Hernesniemi Juha, Dashti Reza, Lehecka Martin, Niemelä Mika, Rinne Jaakko, Lehto Hanna, Ronkainen Antti, Koivisto Timo, Jääskeläinen Juha E
Department of Neurosurgery, Helsinki University Central Hospital, Helsinki, Finland.
Surg Neurol. 2008 Jul;70(1):8-28; discussion 29. doi: 10.1016/j.surneu.2008.01.056. Epub 2008 May 2.
Anterior communicating artery complex is the most frequent site of intracranial aneurysms in most reported series. Anterior communicating artery aneurysms are the most complex aneurysms of the anterior circulation due to the angioarchitecture and flow dynamics of the ACoA region, frequent anatomical variations, deep interhemispheric location, and danger of severing the perforators with ensuing neurologic deficits. The authors review the practical microsurgical anatomy, importance of preoperative imaging in surgical planning, and microneurosurgical steps in dissection and clipping of ACoAAs.
This review, and the whole series on intracranial aneurysms, are mainly based on the personal microneurosurgical experience of the senior author (JH) in 2 Finnish centers (Helsinki and Kuopio), which serve, without patient selection, the catchment area in Southern and Eastern Finland.
These 2 centers have treated more than 10000 patients with aneurysm since 1951. In the Kuopio Cerebral Aneurysm Database of 3005 patients with 4253 aneurysms, 1145 patients (38%) had altogether 1179 ACA aneurysms; of them, 898 patients harbored 921 (78%) ACoAAs. In this series, 715 patients (80%) presented with ruptured ACoAAs with the median diameter of 7 mm. Giant ACoAAs were present in 15 (2%), whereas only 3 (0.3%) were classified as fusiform.

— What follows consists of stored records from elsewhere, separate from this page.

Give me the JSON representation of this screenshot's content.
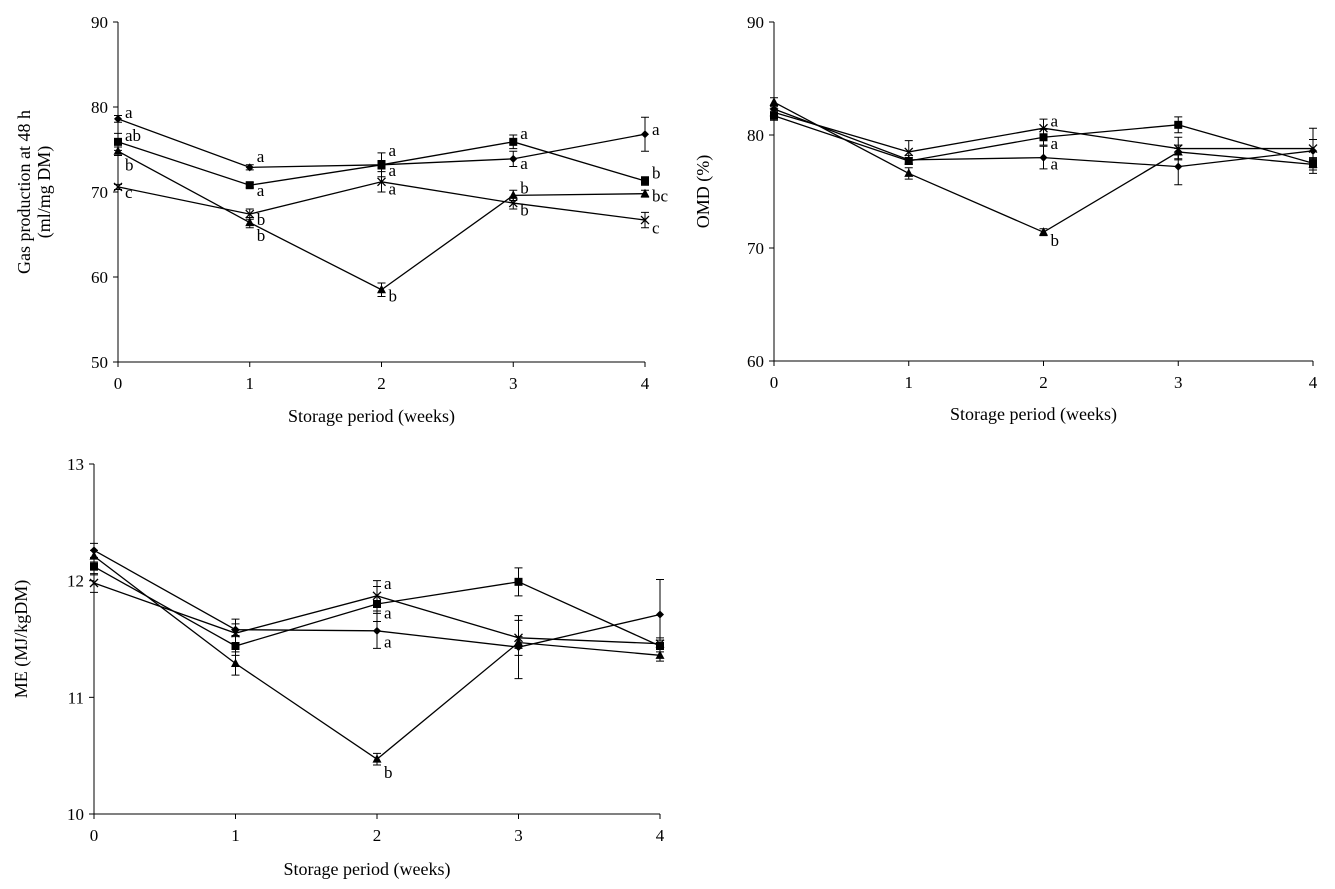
{
  "chart_data": [
    {
      "id": "gas",
      "type": "line",
      "title": "",
      "xlabel": "Storage period (weeks)",
      "ylabel": [
        "Gas production at 48 h",
        "(ml/mg DM)"
      ],
      "x": [
        0,
        1,
        2,
        3,
        4
      ],
      "xlim": [
        0,
        4
      ],
      "ylim": [
        50,
        90
      ],
      "yticks": [
        50,
        60,
        70,
        80,
        90
      ],
      "xticks": [
        0,
        1,
        2,
        3,
        4
      ],
      "grid": false,
      "series": [
        {
          "name": "diamond",
          "marker": "diamond",
          "values": [
            78.6,
            72.9,
            73.2,
            73.9,
            76.8
          ],
          "errors": [
            0.4,
            0.3,
            0.5,
            0.9,
            2.0
          ]
        },
        {
          "name": "square",
          "marker": "square",
          "values": [
            75.9,
            70.8,
            73.2,
            75.9,
            71.3
          ],
          "errors": [
            1.0,
            0.3,
            1.4,
            0.8,
            0.5
          ]
        },
        {
          "name": "triangle",
          "marker": "triangle",
          "values": [
            74.8,
            66.4,
            58.5,
            69.6,
            69.8
          ],
          "errors": [
            0.5,
            0.6,
            0.8,
            0.6,
            0.4
          ]
        },
        {
          "name": "cross",
          "marker": "cross",
          "values": [
            70.6,
            67.4,
            71.2,
            68.7,
            66.7
          ],
          "errors": [
            0.3,
            0.6,
            1.2,
            0.7,
            0.9
          ]
        }
      ],
      "annotations": [
        {
          "x": 0,
          "y": 79.3,
          "text": "a"
        },
        {
          "x": 0,
          "y": 76.6,
          "text": "ab"
        },
        {
          "x": 0,
          "y": 73.1,
          "text": "b"
        },
        {
          "x": 0,
          "y": 69.9,
          "text": "c"
        },
        {
          "x": 1,
          "y": 74.1,
          "text": "a"
        },
        {
          "x": 1,
          "y": 70.1,
          "text": "a"
        },
        {
          "x": 1,
          "y": 66.7,
          "text": "b"
        },
        {
          "x": 1,
          "y": 64.8,
          "text": "b"
        },
        {
          "x": 2,
          "y": 74.8,
          "text": "a"
        },
        {
          "x": 2,
          "y": 72.5,
          "text": "a"
        },
        {
          "x": 2,
          "y": 70.3,
          "text": "a"
        },
        {
          "x": 2,
          "y": 57.7,
          "text": "b"
        },
        {
          "x": 3,
          "y": 76.8,
          "text": "a"
        },
        {
          "x": 3,
          "y": 73.3,
          "text": "a"
        },
        {
          "x": 3,
          "y": 70.4,
          "text": "b"
        },
        {
          "x": 3,
          "y": 67.8,
          "text": "b"
        },
        {
          "x": 4,
          "y": 77.3,
          "text": "a"
        },
        {
          "x": 4,
          "y": 72.2,
          "text": "b"
        },
        {
          "x": 4,
          "y": 69.5,
          "text": "bc"
        },
        {
          "x": 4,
          "y": 65.7,
          "text": "c"
        }
      ]
    },
    {
      "id": "omd",
      "type": "line",
      "title": "",
      "xlabel": "Storage period (weeks)",
      "ylabel": [
        "OMD (%)"
      ],
      "x": [
        0,
        1,
        2,
        3,
        4
      ],
      "xlim": [
        0,
        4
      ],
      "ylim": [
        60,
        90
      ],
      "yticks": [
        60,
        70,
        80,
        90
      ],
      "xticks": [
        0,
        1,
        2,
        3,
        4
      ],
      "grid": false,
      "series": [
        {
          "name": "diamond",
          "marker": "diamond",
          "values": [
            82.3,
            77.8,
            78.0,
            77.2,
            78.6
          ],
          "errors": [
            0.3,
            0.4,
            1.0,
            1.6,
            2.0
          ]
        },
        {
          "name": "square",
          "marker": "square",
          "values": [
            81.7,
            77.7,
            79.8,
            80.9,
            77.5
          ],
          "errors": [
            0.4,
            0.3,
            0.7,
            0.7,
            0.4
          ]
        },
        {
          "name": "triangle",
          "marker": "triangle",
          "values": [
            82.9,
            76.6,
            71.4,
            78.5,
            77.4
          ],
          "errors": [
            0.4,
            0.5,
            0.3,
            0.6,
            0.5
          ]
        },
        {
          "name": "cross",
          "marker": "cross",
          "values": [
            82.0,
            78.5,
            80.6,
            78.8,
            78.8
          ],
          "errors": [
            0.3,
            1.0,
            0.8,
            1.0,
            0.8
          ]
        }
      ],
      "annotations": [
        {
          "x": 2,
          "y": 81.2,
          "text": "a"
        },
        {
          "x": 2,
          "y": 79.2,
          "text": "a"
        },
        {
          "x": 2,
          "y": 77.4,
          "text": "a"
        },
        {
          "x": 2,
          "y": 70.6,
          "text": "b"
        }
      ]
    },
    {
      "id": "me",
      "type": "line",
      "title": "",
      "xlabel": "Storage period (weeks)",
      "ylabel": [
        "ME (MJ/kgDM)"
      ],
      "x": [
        0,
        1,
        2,
        3,
        4
      ],
      "xlim": [
        0,
        4
      ],
      "ylim": [
        10,
        13
      ],
      "yticks": [
        10,
        11,
        12,
        13
      ],
      "xticks": [
        0,
        1,
        2,
        3,
        4
      ],
      "grid": false,
      "series": [
        {
          "name": "diamond",
          "marker": "diamond",
          "values": [
            12.26,
            11.58,
            11.57,
            11.43,
            11.71
          ],
          "errors": [
            0.06,
            0.05,
            0.15,
            0.27,
            0.3
          ]
        },
        {
          "name": "square",
          "marker": "square",
          "values": [
            12.12,
            11.44,
            11.8,
            11.99,
            11.44
          ],
          "errors": [
            0.07,
            0.08,
            0.15,
            0.12,
            0.05
          ]
        },
        {
          "name": "triangle",
          "marker": "triangle",
          "values": [
            12.21,
            11.29,
            10.47,
            11.47,
            11.36
          ],
          "errors": [
            0.05,
            0.1,
            0.05,
            0.05,
            0.05
          ]
        },
        {
          "name": "cross",
          "marker": "cross",
          "values": [
            11.98,
            11.55,
            11.87,
            11.51,
            11.46
          ],
          "errors": [
            0.08,
            0.12,
            0.13,
            0.15,
            0.05
          ]
        }
      ],
      "annotations": [
        {
          "x": 2,
          "y": 11.97,
          "text": "a"
        },
        {
          "x": 2,
          "y": 11.72,
          "text": "a"
        },
        {
          "x": 2,
          "y": 11.47,
          "text": "a"
        },
        {
          "x": 2,
          "y": 10.35,
          "text": "b"
        }
      ]
    }
  ]
}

Anterior communicating artery aneurysms present frequently with SAH at small size. Furthermore, unruptured ACoAAs may have increased risk of rupture regardless of size, also as an associated aneurysm, and require treatment. The aim in microneurosurgical management of an ACoAA is total occlusion of the aneurysm sac with preservation of flow in all branching and perforating arteries. This demanding task necessitates perfect surgical strategy based on review of the 3D angioarchitecture and abnormalities of the patient's ACoA complex with its ACoAA and to orientate accordingly during the microsurgical dissection. The surgical trajectory should provide optimal visualization of the ACoA complex without massive brain retraction. Precise dissection in the 3D anatomy of the ACoA complex and perforators requires not only experience and skill but patience to work the dome and base under repeated protection of temporary clips and pilot clips. This is particularly important with the complex, large, and giant aneurysms.
在大多数已报道的系列研究中,前交通动脉复合体是颅内动脉瘤最常见的部位。由于前交通动脉(ACoA)区域的血管构筑和血流动力学、频繁的解剖变异、半球间深部位置以及切断穿支动脉导致神经功能缺损的风险,前交通动脉动脉瘤是前循环中最复杂的动脉瘤。作者回顾了前交通动脉动脉瘤的实用显微外科解剖、术前影像学在手术规划中的重要性以及其显微神经外科手术的解剖和夹闭步骤。
本综述以及关于颅内动脉瘤的整个系列研究主要基于资深作者(JH)在芬兰的两个中心(赫尔辛基和库奥皮奥)的个人显微神经外科经验,这两个中心为芬兰南部和东部的所有患者提供服务,不进行患者选择。
自1951年以来,这两个中心已治疗了10000多名动脉瘤患者。在库奥皮奥脑动脉瘤数据库中,3005例患者共4253个动脉瘤,其中1145例患者(38%)共有1179个前循环动脉瘤;其中,898例患者有921个(78%)前交通动脉动脉瘤。在本系列中,715例患者(80%)表现为破裂的前交通动脉动脉瘤,中位直径为7mm。巨大前交通动脉动脉瘤有15个(2%),而只有3个(0.3%)被归类为梭形。
前交通动脉动脉瘤常以小尺寸伴发蛛网膜下腔出血(SAH)出现。此外,未破裂的前交通动脉动脉瘤无论大小,作为伴发动脉瘤时破裂风险可能增加,需要进行治疗。前交通动脉动脉瘤显微神经外科治疗的目标是完全闭塞动脉瘤囊,同时保留所有分支和穿支动脉的血流。这项艰巨的任务需要基于对患者前交通动脉复合体及其前交通动脉动脉瘤的三维血管构筑和异常情况的评估制定完美的手术策略,并在显微外科解剖过程中相应地进行定位。手术入路应在不进行大量脑牵拉的情况下提供前交通动脉复合体的最佳视野。在前交通动脉复合体和穿支动脉的三维解剖结构中进行精确解剖不仅需要经验和技巧,还需要耐心,在反复使用临时夹和引导夹保护的情况下处理动脉瘤的瘤顶和瘤颈。这对于复杂、大型和巨大动脉瘤尤为重要。